Crypto Platform Coinbase Secures $300 Million in Series E Funding Round

Coinbase Secures $300 Million in Series E Funding Round

Popular cryptocurrency exchange Coinbase has raised a fresh $300 million in a Series E financing round, bringing the company valuation to $8 billion.

Coinbase plans to use the funding to "accelerate the adoption of cryptocurrencies," as it plans to remain the "entry-point into crypto" for millions of investors, according to a published blog post.

The new investment round was led by investment firm Tiger Global with Y Combinator Continuity and Andreessen Horowitz, with others participating. In August 2017, Coinbase was valued at $1.6 billion, after receiving a $100 million from a Series D round led by Institutional Venture Partners investors (IVP).

Rumors of the funding had turned up in early October with Mike Novogratz, the CEO at cryptocurrency-focused merchant bank Galaxy Digital, arguing that the rumors added legitimacy to the cryptocurrency market.

“Here’s the poster child of the crypto space worth $8 billion — that’s a real company, and Tiger’s not a flake of an investor. These are smart, savvy guys,” he had stated at a finance conference, at the time.

“We see hundreds of cryptocurrencies that could be added to our platform today, and we will lay the groundwork to support thousands in the future,” Coinbase Chief Operating Officer Asiff Hirji remarked in the post.

It will also build its infrastructure to support regulated, fiat-crypto trading across the world, such as the launch of British pound sterling (GBP) trading pairs on Coinbase Pro and Prime.
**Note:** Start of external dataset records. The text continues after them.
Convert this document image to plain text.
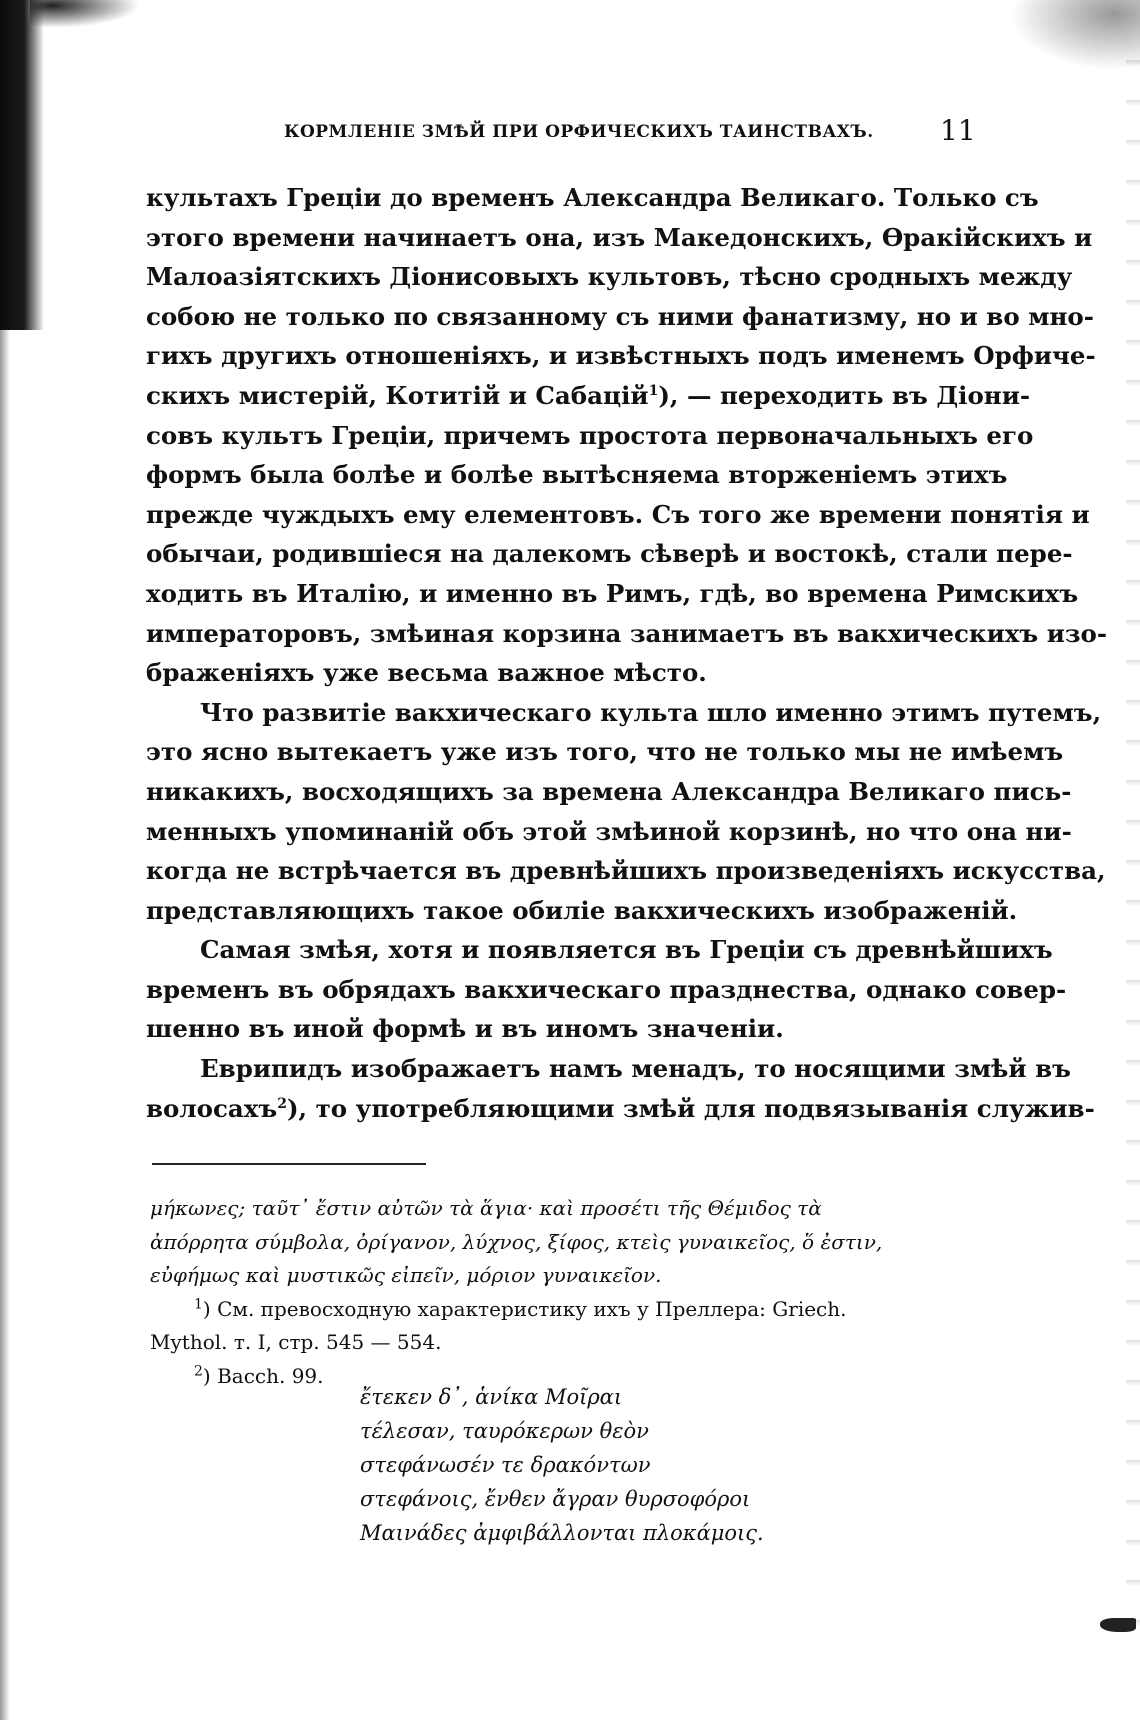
КОРМЛЕНІЕ ЗМѢЙ ПРИ ОРФИЧЕСКИХЪ ТАИНСТВАХЪ. 11
культахъ Греціи до временъ Александра Великаго. Только съ
этого времени начинаетъ она, изъ Македонскихъ, Ѳракійскихъ и
Малоазіятскихъ Діонисовыхъ культовъ, тѣсно сродныхъ между
собою не только по связанному съ ними фанатизму, но и во мно-
гихъ другихъ отношеніяхъ, и извѣстныхъ подъ именемъ Орфиче-
скихъ мистерій, Котитій и Сабацій$^1$), — переходить въ Діони-
совъ культъ Греціи, причемъ простота первоначальныхъ его
формъ была болѣе и болѣе вытѣсняема вторженіемъ этихъ
прежде чуждыхъ ему елементовъ. Съ того же времени понятія и
обычаи, родившіеся на далекомъ сѣверѣ и востокѣ, стали пере-
ходить въ Италію, и именно въ Римъ, гдѣ, во времена Римскихъ
императоровъ, змѣиная корзина занимаетъ въ вакхическихъ изо-
браженіяхъ уже весьма важное мѣсто.
Что развитіе вакхическаго культа шло именно этимъ путемъ,
это ясно вытекаетъ уже изъ того, что не только мы не имѣемъ
никакихъ, восходящихъ за времена Александра Великаго пись-
менныхъ упоминаній объ этой змѣиной корзинѣ, но что она ни-
когда не встрѣчается въ древнѣйшихъ произведеніяхъ искусства,
представляющихъ такое обиліе вакхическихъ изображеній.
Самая змѣя, хотя и появляется въ Греціи съ древнѣйшихъ
временъ въ обрядахъ вакхическаго празднества, однако совер-
шенно въ иной формѣ и въ иномъ значеніи.
Еврипидъ изображаетъ намъ менадъ, то носящими змѣй въ
волосахъ$^2$), то употребляющими змѣй для подвязыванія служив-
μήκωνες; ταῦτ᾽ ἔστιν αὐτῶν τὰ ἅγια· καὶ προσέτι τῆς Θέμιδος τὰ
ἀπόρρητα σύμβολα, ὀρίγανον, λύχνος, ξίφος, κτεὶς γυναικεῖος, ὅ ἐστιν,
εὐφήμως καὶ μυστικῶς εἰπεῖν, μόριον γυναικεῖον.
$^1$) См. превосходную характеристику ихъ у Преллера: Griech.
Mythol. т. I, стр. 545 — 554.
$^2$) Bacch. 99.
ἔτεκεν δ᾽, ἁνίκα Μοῖραι
τέλεσαν, ταυρόκερων θεὸν
στεφάνωσέν τε δρακόντων
στεφάνοις, ἔνθεν ἄγραν θυρσοφόροι
Μαινάδες ἀμφιβάλλονται πλοκάμοις.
The digital asset platform also plans to focus on “utility applications” for cryptos such as the launch of its USDC stablecoin, fully collateralized by the U.S. dollar and supported by Coinbase and blockchain firm Circle.
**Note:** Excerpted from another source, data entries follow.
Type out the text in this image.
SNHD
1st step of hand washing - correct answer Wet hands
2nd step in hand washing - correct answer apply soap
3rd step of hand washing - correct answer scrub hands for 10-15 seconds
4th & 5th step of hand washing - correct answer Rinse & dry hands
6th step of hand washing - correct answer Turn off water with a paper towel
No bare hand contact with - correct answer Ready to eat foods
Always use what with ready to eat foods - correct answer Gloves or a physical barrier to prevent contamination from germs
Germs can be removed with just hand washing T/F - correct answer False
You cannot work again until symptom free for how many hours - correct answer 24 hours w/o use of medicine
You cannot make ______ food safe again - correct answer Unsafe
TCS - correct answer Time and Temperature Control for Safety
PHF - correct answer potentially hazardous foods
Based on a Fortune report, Coinbase has been mostly profitable, but the slump in crypto prices has affected trading volumes on exchanges across the board. Reduced trading volumes equate to reduced fees, which has driven the company to search for alternative sources of revenue.
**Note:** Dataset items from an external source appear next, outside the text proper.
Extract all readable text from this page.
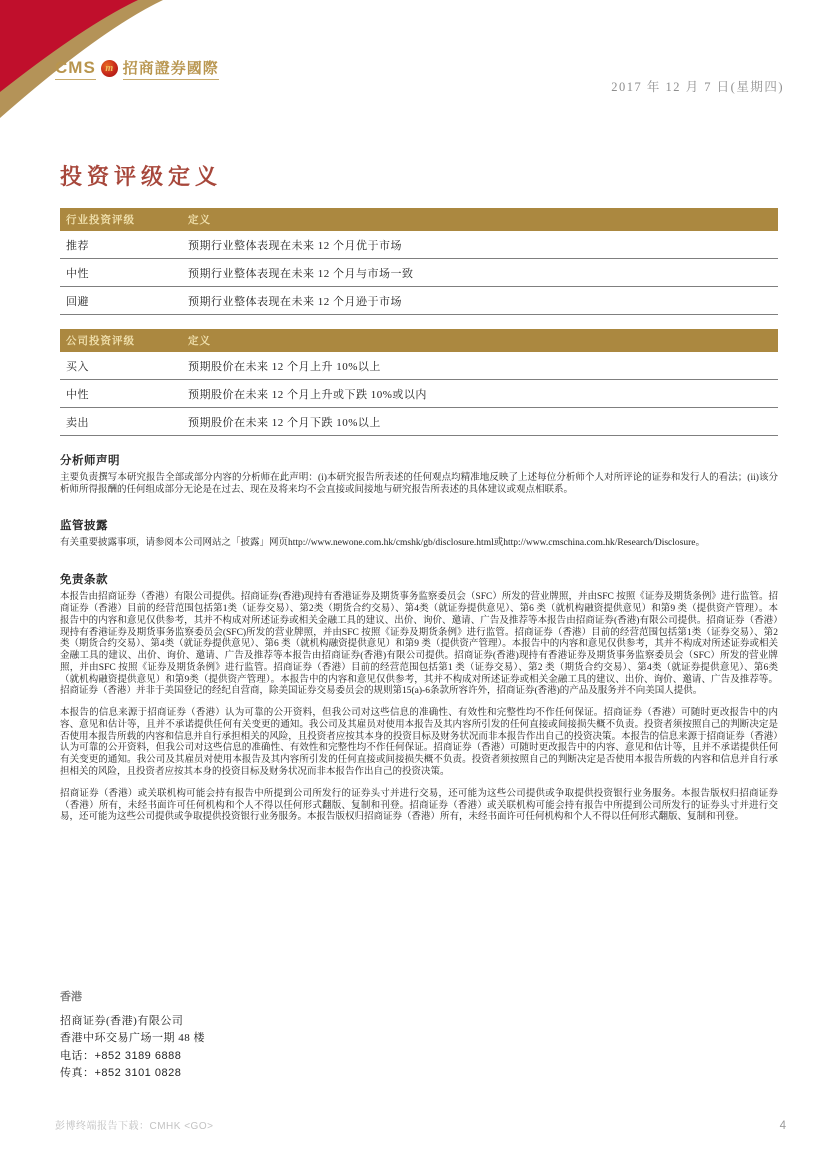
CMS m 招商證券國際
2017 年 12 月 7 日(星期四)
投资评级定义
行业投资评级	定义
推荐	预期行业整体表现在未来 12 个月优于市场
中性	预期行业整体表现在未来 12 个月与市场一致
回避	预期行业整体表现在未来 12 个月逊于市场
公司投资评级	定义
买入	预期股价在未来 12 个月上升 10%以上
中性	预期股价在未来 12 个月上升或下跌 10%或以内
卖出	预期股价在未来 12 个月下跌 10%以上
分析师声明

主要负责撰写本研究报告全部或部分内容的分析师在此声明：(i)本研究报告所表述的任何观点均精准地反映了上述每位分析师个人对所评论的证券和发行人的看法；(ii)该分析师所得报酬的任何组成部分无论是在过去、现在及将来均不会直接或间接地与研究报告所表述的具体建议或观点相联系。

监管披露

有关重要披露事项，请参阅本公司网站之「披露」网页http://www.newone.com.hk/cmshk/gb/disclosure.html或http://www.cmschina.com.hk/Research/Disclosure。

免责条款

本报告由招商证券（香港）有限公司提供。招商证券(香港)现持有香港证券及期货事务监察委员会（SFC）所发的营业牌照，并由SFC 按照《证券及期货条例》进行监管。招商证券（香港）目前的经营范围包括第1类（证券交易）、第2类（期货合约交易）、第4类（就证券提供意见）、第6 类（就机构融资提供意见）和第9 类（提供资产管理）。本报告中的内容和意见仅供参考，其并不构成对所述证券或相关金融工具的建议、出价、询价、邀请、广告及推荐等本报告由招商证券(香港)有限公司提供。招商证券（香港）现持有香港证券及期货事务监察委员会(SFC)所发的营业牌照，并由SFC 按照《证券及期货条例》进行监管。招商证券（香港）目前的经营范围包括第1类（证券交易）、第2类（期货合约交易）、第4类（就证券提供意见）、第6 类（就机构融资提供意见）和第9 类（提供资产管理）。本报告中的内容和意见仅供参考，其并不构成对所述证券或相关金融工具的建议、出价、询价、邀请、广告及推荐等本报告由招商证券(香港)有限公司提供。招商证券(香港)现持有香港证券及期货事务监察委员会（SFC）所发的营业牌照，并由SFC 按照《证券及期货条例》进行监管。招商证券（香港）目前的经营范围包括第1 类（证券交易）、第2 类（期货合约交易）、第4类（就证券提供意见）、第6类（就机构融资提供意见）和第9类（提供资产管理）。本报告中的内容和意见仅供参考，其并不构成对所述证券或相关金融工具的建议、出价、询价、邀请、广告及推荐等。招商证券（香港）并非于美国登记的经纪自营商，除美国证券交易委员会的规则第15(a)-6条款所容许外，招商证券(香港)的产品及服务并不向美国人提供。

本报告的信息来源于招商证券（香港）认为可靠的公开资料，但我公司对这些信息的准确性、有效性和完整性均不作任何保证。招商证券（香港）可随时更改报告中的内容、意见和估计等，且并不承诺提供任何有关变更的通知。我公司及其雇员对使用本报告及其内容所引发的任何直接或间接损失概不负责。投资者须按照自己的判断决定是否使用本报告所载的内容和信息并自行承担相关的风险，且投资者应按其本身的投资目标及财务状况而非本报告作出自己的投资决策。本报告的信息来源于招商证券（香港）认为可靠的公开资料，但我公司对这些信息的准确性、有效性和完整性均不作任何保证。招商证券（香港）可随时更改报告中的内容、意见和估计等，且并不承诺提供任何有关变更的通知。我公司及其雇员对使用本报告及其内容所引发的任何直接或间接损失概不负责。投资者须按照自己的判断决定是否使用本报告所载的内容和信息并自行承担相关的风险，且投资者应按其本身的投资目标及财务状况而非本报告作出自己的投资决策。

招商证券（香港）或关联机构可能会持有报告中所提到公司所发行的证券头寸并进行交易，还可能为这些公司提供或争取提供投资银行业务服务。本报告版权归招商证券（香港）所有，未经书面许可任何机构和个人不得以任何形式翻版、复制和刊登。招商证券（香港）或关联机构可能会持有报告中所提到公司所发行的证券头寸并进行交易，还可能为这些公司提供或争取提供投资银行业务服务。本报告版权归招商证券（香港）所有，未经书面许可任何机构和个人不得以任何形式翻版、复制和刊登。

香港
招商证券(香港)有限公司
香港中环交易广场一期 48 楼
电话：+852 3189 6888
传真：+852 3101 0828
彭博终端报告下载：CMHK <GO>	4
Flush with cash, the platform will have its eyes on the custodial fees from institutional investors whose cryptocurrencies are kept with the digital asset platform. The platform also announced the addition of a wide range of crypto assets for its custodial services in August 2018 and the launch of a suite of tools and services that institutional investors can rely on when trading crypto.

“We see Coinbase’s growth as validation that the ecosystem will only continue to grow in size, influence, and impact — ultimately ushering in a more open financial system for the world,” Hirji concluded.